-2

How can I add a single row to binary table inside large fits file using pyfits, astropy.io.fits or maybe some other python library?

This file is used as a log, so every second a single row will be added, eventually the size of the file will reach gigabytes so reading all the file and writing it back or keeping the copy of data in memory and writing it to the file every seconds is actually impossible. With pyfits or astropy.io.fits so far I could only read everything to memory add new row and then write it back.

Example. I create fits file like this:

import numpy, pyfits
data = numpy.array([1.0])
col = pyfits.Column(name='index', format='E', array=data)
cols = pyfits.ColDefs([col])
tbhdu = pyfits.BinTableHDU.from_columns(cols)
tbhdu.writeto('test.fits')

And I want to add some new value to the column 'index', i.e. add one more row to the binary table.

Vitalii
  • 57
  • 5
  • Why don't you just create a new file every minute add one row (in memory) every second and then write it to a file. Then start over again with a new file.

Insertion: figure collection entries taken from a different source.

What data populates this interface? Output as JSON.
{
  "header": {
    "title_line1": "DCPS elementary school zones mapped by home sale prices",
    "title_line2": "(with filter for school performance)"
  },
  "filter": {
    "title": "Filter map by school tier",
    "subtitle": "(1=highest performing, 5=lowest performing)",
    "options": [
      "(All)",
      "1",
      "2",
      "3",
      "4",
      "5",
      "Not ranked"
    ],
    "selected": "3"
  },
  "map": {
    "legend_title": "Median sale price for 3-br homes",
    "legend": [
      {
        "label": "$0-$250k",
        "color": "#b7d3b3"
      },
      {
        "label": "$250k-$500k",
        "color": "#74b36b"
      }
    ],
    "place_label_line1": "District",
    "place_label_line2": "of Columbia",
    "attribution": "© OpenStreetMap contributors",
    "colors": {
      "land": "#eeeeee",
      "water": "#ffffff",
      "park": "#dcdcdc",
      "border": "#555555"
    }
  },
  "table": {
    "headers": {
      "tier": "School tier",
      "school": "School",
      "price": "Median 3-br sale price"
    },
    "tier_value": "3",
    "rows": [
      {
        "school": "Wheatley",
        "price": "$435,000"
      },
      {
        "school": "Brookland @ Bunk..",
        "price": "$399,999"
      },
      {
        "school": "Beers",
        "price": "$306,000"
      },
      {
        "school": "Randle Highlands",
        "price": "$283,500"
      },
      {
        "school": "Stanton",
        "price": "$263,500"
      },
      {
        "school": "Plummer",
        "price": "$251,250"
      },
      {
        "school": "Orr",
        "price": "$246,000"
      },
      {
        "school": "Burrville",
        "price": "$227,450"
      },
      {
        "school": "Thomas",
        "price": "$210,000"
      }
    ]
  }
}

You can eventually concatenate them (if you have to) but keeping several small files is probably much faster and memory-efficient and by only writing out one file every minute you save a lot of IO time. – MSeifert Oct 26 '17 at 17:45
  • 2
    This seems a bit of an X/Y problem. Logs are normally stored in plain text (easier to peruse), and rotated once the file becomes the large (with the older files compressed). Alternatively, you may want to think about using a database instead, which sounds like a much better alternative to an Astropy table in this case. It also really depends on what kind of data you want to store. –  Oct 27 '17 at 00:15
  • @MSeifert The idea is to have a single file with one table, the log includes the metadata which will be needed and later will be used along with main data. Creating multiple files and then merging them seems slightly weird and inefficient especially taking into account that this is a kind of log. – Vitalii Oct 27 '17 at 13:41
  • @Evert These are logs of the telescope, astronomers like fits and anyway this is the official requirement which cannot be overcome, later these logs will be used along with main data for data reconstruction, so they cannot be in simple ascii file. Unfortunately databases cannot be used as well. The data will be mostly primitives (int32, int64, float, double) or their 1D arrays, so fits files are just fine for that. – Vitalii Oct 27 '17 at 13:45
  • astropy supports csv files -> fits file conversion so you could store them as ascii and convert them to FITS when the log is complete. Minimizing IO and the (very expensive) FITS IO. – MSeifert Oct 27 '17 at 13:49
  • @MSeifert Losing precision is not an option and making e.g. float -> string -> float conversion is just not efficient especially since I already have array of the binary data with correct format (because it was used to initially create the file) where the appropriate values were replaced with new ones. I've already wrote a solution above, please see it. – Vitalii Oct 27 '17 at 14:17
  • Seems like you're storing actual data instead of logging your operations, so your terminology is confusion. Hence the confusion on the why and how to store it. –  Oct 27 '17 at 17:06
  • @Evert In some sense it is data, not primary but rather auxiliary, though it is a pretty usual log which stores where the telescope was pointing in some particular moment (and a lot of other stuff). Then these logs are used to make some high level analysis on primary data, calibrations, etc. So I consider my terminology to be just fine and actually my question was really simple: I have fits file and I want to append to existing binary table a new row (of exactly same structure) but with updated values. Please see my examples in my solution above it is pretty straightforward. – Vitalii Oct 27 '17 at 17:27
  • If you have a solution, best is to answer your own question (and accept it), since this is a question - answer site. Updating your question with a solution doesn't actually make it clear your problem is solved: the solution has now become part of the question, and it's unclear what the actual question is. –  Oct 31 '17 at 23:36

1 Answers1

0

Solution This is a trivial task for cfitsio library (method fits_insert_row(...)), so I use python module which is based on it: https://github.com/esheldon/fitsio

And here is the solution using fitsio. To create new fits file the one can do:

import fitsio, numpy
from fitsio import FITS,FITSHDR

fits = FITS('test.fits','rw')
data = numpy.zeros(1, dtype=[('index','i4')])
data[0]['index'] = 1
fits.write(data)
fits.close()

To append a row:

fits = FITS('test.fits','rw')
#you can actually use the same already opened fits file, 
#to flush the changes you just need: fits.reopen()
 data = numpy.zeros(1, dtype=[('index','i4')])
 data[0]['index'] = 2
 fits[1].append(data)
 fits.close()

Thank you for your help.

Vitalii
  • 57
  • 5